Wagman posted a 3.05 ERA in 12 appearances (11 starts) and struck out a league-best 85 batters in 76.2 innings as a member of the Aviators. This isn't Wagman's first season of pro ball. He was drafted in the 17th round by the Chicago White Sox in 2013, but was given his release this April.

“We followed him, our professional scouts took a look at his statistics, and figured maybe there was a reason why we could benefit from him,” said Snappers' manager Rick Magnante.

“It’s a four-pitch mix with fastball, curveball, slider and change. He attacks the strike zone and is not overpowering. [Beloit pitching coach Craig Lefferts] has made a couple suggestions on things he might be able to locate better and enhance his arsenal.”

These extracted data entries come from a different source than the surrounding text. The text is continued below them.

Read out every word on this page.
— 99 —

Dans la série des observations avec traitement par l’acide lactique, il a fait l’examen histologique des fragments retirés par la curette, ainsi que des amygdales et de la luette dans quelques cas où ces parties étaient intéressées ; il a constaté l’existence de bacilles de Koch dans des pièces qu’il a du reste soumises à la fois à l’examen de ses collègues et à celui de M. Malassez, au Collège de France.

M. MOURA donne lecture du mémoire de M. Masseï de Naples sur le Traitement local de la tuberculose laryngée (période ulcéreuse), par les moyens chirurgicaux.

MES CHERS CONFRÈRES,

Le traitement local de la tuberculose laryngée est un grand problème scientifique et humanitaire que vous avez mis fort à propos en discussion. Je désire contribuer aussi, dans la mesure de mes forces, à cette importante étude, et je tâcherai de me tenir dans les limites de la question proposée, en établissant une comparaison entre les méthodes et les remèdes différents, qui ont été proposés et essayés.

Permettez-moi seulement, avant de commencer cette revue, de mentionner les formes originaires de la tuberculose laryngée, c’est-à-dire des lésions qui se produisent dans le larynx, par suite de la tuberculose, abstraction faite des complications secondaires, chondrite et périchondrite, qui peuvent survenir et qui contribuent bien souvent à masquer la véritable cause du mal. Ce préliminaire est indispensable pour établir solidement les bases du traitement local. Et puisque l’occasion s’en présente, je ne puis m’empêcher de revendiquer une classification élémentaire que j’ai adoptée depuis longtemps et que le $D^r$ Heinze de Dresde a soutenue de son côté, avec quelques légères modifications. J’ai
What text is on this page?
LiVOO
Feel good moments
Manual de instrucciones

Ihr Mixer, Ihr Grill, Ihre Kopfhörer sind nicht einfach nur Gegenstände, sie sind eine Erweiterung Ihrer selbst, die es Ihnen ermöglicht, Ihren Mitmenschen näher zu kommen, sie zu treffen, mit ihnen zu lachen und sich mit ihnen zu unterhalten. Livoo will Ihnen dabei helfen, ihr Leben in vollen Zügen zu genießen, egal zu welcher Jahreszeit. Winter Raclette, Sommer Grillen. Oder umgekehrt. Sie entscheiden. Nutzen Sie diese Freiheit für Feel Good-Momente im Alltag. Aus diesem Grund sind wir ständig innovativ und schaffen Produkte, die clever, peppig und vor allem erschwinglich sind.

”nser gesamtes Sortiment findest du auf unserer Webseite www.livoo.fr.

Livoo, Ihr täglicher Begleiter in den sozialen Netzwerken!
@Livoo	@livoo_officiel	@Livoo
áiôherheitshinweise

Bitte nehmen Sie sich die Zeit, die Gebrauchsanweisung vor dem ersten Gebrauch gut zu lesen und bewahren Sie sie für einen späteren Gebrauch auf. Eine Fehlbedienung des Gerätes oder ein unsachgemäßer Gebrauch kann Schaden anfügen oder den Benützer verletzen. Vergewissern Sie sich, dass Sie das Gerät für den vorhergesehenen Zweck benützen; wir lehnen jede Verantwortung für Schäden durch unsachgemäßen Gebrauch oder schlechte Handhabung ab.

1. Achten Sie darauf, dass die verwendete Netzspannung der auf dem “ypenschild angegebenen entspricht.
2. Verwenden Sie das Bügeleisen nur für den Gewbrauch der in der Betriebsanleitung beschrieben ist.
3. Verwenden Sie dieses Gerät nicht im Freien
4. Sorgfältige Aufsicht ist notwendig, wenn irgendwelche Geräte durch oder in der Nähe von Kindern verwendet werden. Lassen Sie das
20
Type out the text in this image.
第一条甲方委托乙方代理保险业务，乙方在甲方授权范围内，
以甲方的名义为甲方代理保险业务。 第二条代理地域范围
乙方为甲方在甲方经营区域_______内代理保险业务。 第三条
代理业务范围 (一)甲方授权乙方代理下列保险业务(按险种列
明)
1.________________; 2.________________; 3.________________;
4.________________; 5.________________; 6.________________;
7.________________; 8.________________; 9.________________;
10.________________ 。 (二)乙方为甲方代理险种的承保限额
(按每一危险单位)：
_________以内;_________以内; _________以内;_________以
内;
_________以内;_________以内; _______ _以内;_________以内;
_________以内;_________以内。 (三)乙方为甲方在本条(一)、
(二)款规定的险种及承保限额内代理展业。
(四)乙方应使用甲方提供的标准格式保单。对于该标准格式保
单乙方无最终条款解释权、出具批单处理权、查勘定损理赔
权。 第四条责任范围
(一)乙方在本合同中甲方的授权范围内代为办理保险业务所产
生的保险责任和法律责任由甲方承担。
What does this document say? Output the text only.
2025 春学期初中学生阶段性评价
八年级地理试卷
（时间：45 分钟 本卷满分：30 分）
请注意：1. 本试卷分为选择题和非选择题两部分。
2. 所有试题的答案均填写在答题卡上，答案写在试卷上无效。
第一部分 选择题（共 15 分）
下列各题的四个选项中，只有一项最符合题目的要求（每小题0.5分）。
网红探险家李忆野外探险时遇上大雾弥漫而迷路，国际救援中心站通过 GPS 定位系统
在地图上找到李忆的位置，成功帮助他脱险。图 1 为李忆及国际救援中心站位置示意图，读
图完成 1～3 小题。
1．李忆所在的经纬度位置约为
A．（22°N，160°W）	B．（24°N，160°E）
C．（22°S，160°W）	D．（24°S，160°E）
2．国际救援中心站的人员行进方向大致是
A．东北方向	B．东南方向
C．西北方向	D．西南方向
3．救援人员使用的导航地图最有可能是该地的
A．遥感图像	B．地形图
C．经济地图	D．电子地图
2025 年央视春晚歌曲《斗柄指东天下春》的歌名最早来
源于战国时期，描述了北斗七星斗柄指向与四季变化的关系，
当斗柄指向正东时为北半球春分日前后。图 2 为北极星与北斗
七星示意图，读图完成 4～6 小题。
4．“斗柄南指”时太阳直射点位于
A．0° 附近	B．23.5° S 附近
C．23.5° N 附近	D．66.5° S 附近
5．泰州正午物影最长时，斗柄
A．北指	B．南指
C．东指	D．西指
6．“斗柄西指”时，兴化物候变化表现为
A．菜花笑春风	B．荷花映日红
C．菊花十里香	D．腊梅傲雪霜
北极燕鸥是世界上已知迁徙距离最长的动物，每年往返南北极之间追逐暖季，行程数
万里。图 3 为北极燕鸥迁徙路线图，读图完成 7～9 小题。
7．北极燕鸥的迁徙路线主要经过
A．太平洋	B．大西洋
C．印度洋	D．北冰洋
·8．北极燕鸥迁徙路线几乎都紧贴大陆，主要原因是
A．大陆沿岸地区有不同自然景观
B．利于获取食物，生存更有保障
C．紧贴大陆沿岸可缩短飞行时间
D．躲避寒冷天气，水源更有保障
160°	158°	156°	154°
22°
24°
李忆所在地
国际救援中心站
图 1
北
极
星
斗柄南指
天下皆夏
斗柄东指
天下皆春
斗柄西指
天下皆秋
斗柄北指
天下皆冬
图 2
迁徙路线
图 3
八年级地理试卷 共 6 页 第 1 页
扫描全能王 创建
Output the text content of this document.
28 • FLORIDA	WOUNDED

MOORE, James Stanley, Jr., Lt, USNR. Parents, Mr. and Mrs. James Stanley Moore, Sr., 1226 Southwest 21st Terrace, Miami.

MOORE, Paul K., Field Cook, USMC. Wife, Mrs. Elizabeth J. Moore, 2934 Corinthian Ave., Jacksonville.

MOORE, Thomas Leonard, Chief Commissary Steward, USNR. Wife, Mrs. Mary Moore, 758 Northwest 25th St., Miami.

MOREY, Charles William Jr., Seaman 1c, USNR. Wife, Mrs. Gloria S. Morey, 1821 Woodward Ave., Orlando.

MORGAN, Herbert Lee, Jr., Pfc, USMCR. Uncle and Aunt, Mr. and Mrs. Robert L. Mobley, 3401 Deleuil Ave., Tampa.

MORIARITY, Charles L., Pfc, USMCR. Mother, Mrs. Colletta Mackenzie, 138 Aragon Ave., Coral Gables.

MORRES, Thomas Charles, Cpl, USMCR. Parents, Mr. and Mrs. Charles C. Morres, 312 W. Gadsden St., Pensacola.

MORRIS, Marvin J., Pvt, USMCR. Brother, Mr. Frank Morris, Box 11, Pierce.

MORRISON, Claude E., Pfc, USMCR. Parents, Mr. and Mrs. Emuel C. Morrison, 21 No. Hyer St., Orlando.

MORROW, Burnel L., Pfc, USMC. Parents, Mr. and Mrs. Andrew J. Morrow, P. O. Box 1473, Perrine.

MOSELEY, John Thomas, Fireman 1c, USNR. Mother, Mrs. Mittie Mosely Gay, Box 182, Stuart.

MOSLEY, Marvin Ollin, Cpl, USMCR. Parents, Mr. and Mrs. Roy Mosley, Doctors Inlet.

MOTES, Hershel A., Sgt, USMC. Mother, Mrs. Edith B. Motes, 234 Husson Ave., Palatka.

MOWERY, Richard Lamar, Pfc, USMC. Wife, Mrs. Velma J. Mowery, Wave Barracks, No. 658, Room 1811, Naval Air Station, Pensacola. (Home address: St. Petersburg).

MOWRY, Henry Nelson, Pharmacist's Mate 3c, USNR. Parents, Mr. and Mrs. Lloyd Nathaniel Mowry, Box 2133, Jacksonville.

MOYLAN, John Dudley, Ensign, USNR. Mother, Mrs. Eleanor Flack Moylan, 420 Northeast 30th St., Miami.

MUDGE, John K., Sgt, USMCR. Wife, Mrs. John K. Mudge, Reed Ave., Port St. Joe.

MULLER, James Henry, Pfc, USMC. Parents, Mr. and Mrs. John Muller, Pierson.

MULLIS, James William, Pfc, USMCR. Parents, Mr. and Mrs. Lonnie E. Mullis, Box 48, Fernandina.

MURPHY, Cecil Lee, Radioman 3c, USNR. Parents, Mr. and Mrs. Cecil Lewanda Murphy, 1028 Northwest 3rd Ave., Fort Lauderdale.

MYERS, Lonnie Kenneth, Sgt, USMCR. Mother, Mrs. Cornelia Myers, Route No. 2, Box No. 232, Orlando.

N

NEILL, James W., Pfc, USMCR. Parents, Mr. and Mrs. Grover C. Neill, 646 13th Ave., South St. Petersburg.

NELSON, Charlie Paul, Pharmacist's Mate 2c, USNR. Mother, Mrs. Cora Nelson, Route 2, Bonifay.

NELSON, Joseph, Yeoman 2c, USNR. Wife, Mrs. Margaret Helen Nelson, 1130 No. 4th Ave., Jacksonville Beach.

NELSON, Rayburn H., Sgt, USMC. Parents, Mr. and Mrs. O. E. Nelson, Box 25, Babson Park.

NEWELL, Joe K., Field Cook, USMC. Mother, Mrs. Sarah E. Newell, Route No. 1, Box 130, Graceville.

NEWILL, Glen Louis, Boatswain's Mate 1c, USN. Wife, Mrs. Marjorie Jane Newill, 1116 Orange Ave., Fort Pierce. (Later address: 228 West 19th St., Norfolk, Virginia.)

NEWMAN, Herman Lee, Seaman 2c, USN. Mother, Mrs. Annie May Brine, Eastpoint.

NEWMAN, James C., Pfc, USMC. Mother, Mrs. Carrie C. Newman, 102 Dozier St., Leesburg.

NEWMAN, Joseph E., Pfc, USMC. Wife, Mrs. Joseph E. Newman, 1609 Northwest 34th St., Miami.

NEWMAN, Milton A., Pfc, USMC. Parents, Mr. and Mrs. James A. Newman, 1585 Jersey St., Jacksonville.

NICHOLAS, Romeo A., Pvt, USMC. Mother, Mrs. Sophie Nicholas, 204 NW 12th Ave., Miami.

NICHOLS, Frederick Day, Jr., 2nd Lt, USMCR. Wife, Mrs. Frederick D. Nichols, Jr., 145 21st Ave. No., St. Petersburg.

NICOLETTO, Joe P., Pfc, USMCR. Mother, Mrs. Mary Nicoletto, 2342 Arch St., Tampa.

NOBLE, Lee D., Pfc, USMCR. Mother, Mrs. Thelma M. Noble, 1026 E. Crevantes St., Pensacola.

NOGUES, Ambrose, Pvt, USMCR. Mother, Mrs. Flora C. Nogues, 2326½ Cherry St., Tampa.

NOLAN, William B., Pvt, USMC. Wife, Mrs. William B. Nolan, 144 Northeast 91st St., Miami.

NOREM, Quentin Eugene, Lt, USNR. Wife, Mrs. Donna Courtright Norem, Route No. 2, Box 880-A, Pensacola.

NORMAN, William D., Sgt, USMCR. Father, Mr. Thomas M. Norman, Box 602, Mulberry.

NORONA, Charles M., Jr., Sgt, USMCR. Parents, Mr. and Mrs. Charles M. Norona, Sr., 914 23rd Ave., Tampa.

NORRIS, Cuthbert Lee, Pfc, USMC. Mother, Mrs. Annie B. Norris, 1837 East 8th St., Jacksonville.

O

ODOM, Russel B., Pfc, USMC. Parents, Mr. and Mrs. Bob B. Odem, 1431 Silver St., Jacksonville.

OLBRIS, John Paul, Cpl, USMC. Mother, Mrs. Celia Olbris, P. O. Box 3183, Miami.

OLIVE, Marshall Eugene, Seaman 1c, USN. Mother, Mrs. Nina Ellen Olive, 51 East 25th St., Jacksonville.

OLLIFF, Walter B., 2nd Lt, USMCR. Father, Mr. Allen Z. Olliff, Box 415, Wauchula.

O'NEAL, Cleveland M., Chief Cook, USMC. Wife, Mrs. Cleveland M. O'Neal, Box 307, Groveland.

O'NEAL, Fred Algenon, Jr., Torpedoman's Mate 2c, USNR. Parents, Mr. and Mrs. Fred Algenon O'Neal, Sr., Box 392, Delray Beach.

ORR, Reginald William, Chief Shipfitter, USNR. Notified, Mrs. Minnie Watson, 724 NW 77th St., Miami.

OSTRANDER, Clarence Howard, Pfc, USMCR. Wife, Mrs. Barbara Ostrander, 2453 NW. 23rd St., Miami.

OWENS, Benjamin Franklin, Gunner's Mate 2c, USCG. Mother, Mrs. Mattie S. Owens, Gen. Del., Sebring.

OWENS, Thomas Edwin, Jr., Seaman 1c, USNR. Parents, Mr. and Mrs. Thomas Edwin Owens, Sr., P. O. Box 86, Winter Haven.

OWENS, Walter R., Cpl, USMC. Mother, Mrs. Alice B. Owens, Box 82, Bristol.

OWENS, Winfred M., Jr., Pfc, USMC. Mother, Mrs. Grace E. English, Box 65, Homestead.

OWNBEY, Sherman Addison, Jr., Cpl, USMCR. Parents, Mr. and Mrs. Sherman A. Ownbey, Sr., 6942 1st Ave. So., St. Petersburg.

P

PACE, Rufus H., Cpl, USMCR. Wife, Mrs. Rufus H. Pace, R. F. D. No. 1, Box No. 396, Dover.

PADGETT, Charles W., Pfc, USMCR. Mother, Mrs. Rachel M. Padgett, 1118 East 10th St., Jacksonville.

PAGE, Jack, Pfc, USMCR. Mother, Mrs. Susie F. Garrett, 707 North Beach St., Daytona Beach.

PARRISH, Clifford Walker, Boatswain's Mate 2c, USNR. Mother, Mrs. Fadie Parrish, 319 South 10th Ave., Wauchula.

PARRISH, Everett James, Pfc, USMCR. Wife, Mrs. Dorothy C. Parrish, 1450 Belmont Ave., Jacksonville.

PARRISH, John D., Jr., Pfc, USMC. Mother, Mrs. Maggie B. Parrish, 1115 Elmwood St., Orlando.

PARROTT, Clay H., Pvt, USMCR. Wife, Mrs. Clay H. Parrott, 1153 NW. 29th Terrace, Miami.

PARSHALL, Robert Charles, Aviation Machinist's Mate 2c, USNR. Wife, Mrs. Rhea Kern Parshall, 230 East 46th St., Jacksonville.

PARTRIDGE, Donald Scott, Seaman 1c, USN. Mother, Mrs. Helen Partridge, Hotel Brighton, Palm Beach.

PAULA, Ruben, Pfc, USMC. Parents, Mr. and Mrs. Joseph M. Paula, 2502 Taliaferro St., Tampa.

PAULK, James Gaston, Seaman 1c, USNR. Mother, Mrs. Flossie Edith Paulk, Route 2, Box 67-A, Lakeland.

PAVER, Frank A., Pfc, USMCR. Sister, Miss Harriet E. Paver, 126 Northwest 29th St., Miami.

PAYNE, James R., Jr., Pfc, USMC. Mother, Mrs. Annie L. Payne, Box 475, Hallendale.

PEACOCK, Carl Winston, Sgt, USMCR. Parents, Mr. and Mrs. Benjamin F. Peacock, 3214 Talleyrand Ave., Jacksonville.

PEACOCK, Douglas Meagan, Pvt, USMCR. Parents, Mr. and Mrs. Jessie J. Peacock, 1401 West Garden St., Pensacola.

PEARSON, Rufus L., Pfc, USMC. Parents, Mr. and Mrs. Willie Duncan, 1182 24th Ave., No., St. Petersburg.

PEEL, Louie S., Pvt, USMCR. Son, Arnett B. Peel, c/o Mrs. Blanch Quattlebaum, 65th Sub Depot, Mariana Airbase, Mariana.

Not known for having great velocity – Wagman said his fastball sits between 87-88 MPH – he has made his living with pinpoint control of his four offerings. He made his first start for the Snappers on July 31st, going seven innings and allowing just one run on three hits while striking out seven and walking none.

However, in his most recent third start, Wagman didn’t fare as well and was charged with six runs on seven hits in just 2.2 innings. After striking out 14 and walking one in his first two starts, Wagman allowed two free passes while retiring just one batter on strikes.

“I’m much more concerned about locating pitches and moving the fastball in and out, up and down, and throwing different pitches in counts where guys are looking for a fastball or in a different location,” Wagman said. “That approach is what got me here.”

In addition to moving 20 minutes to Beloit, Wagman has joined the organization he has rooted for since he was a youth in Danville. However, when he came out of Cal Poly-San Luis Obispo, the Monte Vista HS alum said he didn’t hear much from the A’s.

“I think the only communication I had with the A’s was I probably filled out a pre-draft questionnaire,” Wagman said. “It’s not a formal thing and doesn’t mean a whole lot. But I grew up 20 minutes from Oakland and a huge A’s fan, and of course still am. This has been a pretty cool ride for me in the past week and a half. I’m just enjoying it."